Apart from the consequence of over-regulation, the NGO Bill’s requirement for compulsory registration of non-profit and non-governmental organisations sharply contrasts with the constitutional guarantees of free expression, public assembly and association rights protected under Section 39(1) of the Constitution. In other words, registration is neither compulsory nor an obligation required of non-profit organisations in the Nigerian Constitution of 1999. The effect of registration is to extend certain privileges and status which it would otherwise not enjoy should it remain unincorporated. Taken together, Sections 39 and 40 of the 1999 Constitution protect the rights of citizens to form themselves into groups or associations for whatever lawful purposes they may decide. The rights of such group of persons and individuals to hold, express and propagate any views legally are also guaranteed. This position has also been upheld in a long line of cases by Nigerian courts. In Fawehinmi v. N.B.A (No. 2), Nigeria’s Supreme Court found that an unincorporated organisation can lawfully exist under the laws of Nigeria, although it would not be recognised as a legal entity, capable of suing or being sued, but may only act through its appointed representatives.
Beyond the threats to the civic space, an additional legislation targeted at NGOs and CSOs will pile up regulatory burdens and bureaucratic bottlenecks, stifling the enabling environment for doing business in Nigeria even further. These regulatory burdens leave organisations with less time and money for their actual charitable and advocacy activities. The bigger organisations, especially the international ones, with fatter bottom-lines and connections in high places, will definitely find it easier to scale through these hurdles. The hammer of [over]regulation will fall disproportionally on smaller NGOs and indigenous organisations playing important roles as watchdogs of the state and as defenders of human and civil rights.

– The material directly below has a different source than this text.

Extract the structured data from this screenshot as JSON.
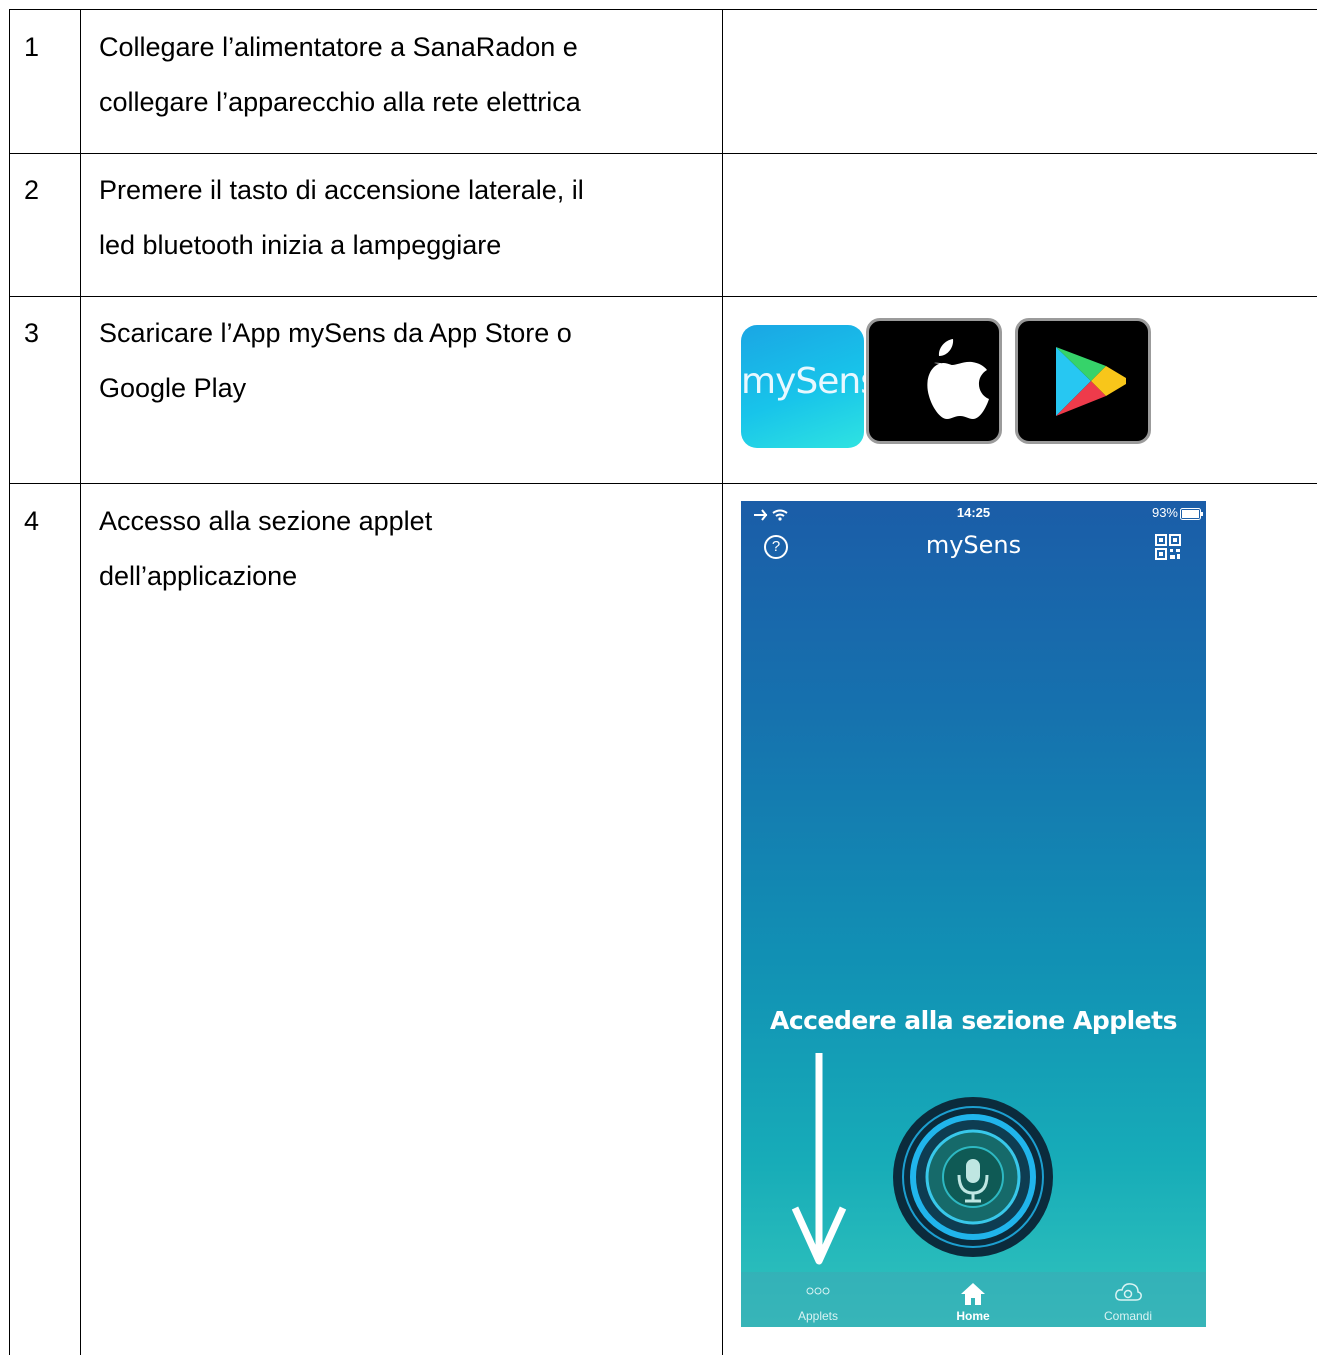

What do we do next? The NGO Bill is an unnecessary distraction and should be thrown out. It needs to be emphasised that the proliferation of laws does not necessarily translate into effective regulation of the sector. In addition, NGOs face no risks other corporate entities aren’t exposed to. Not only that, there is no risk civil society organisations and NGOs face that has not been legislated upon or regulated both at the national and global levels. Rather than reinventing the wheel, a robust implementation of existing laws is a more productive path to follow. And this approach should be reinforced by strengthening the investigative, prosecutorial and adjudicative capacities of existing regulatory bodies that exercise oversight over corporate entities.
Victoria Ohaeri is the founder and director of research and policy at SPACES FOR CHANGE.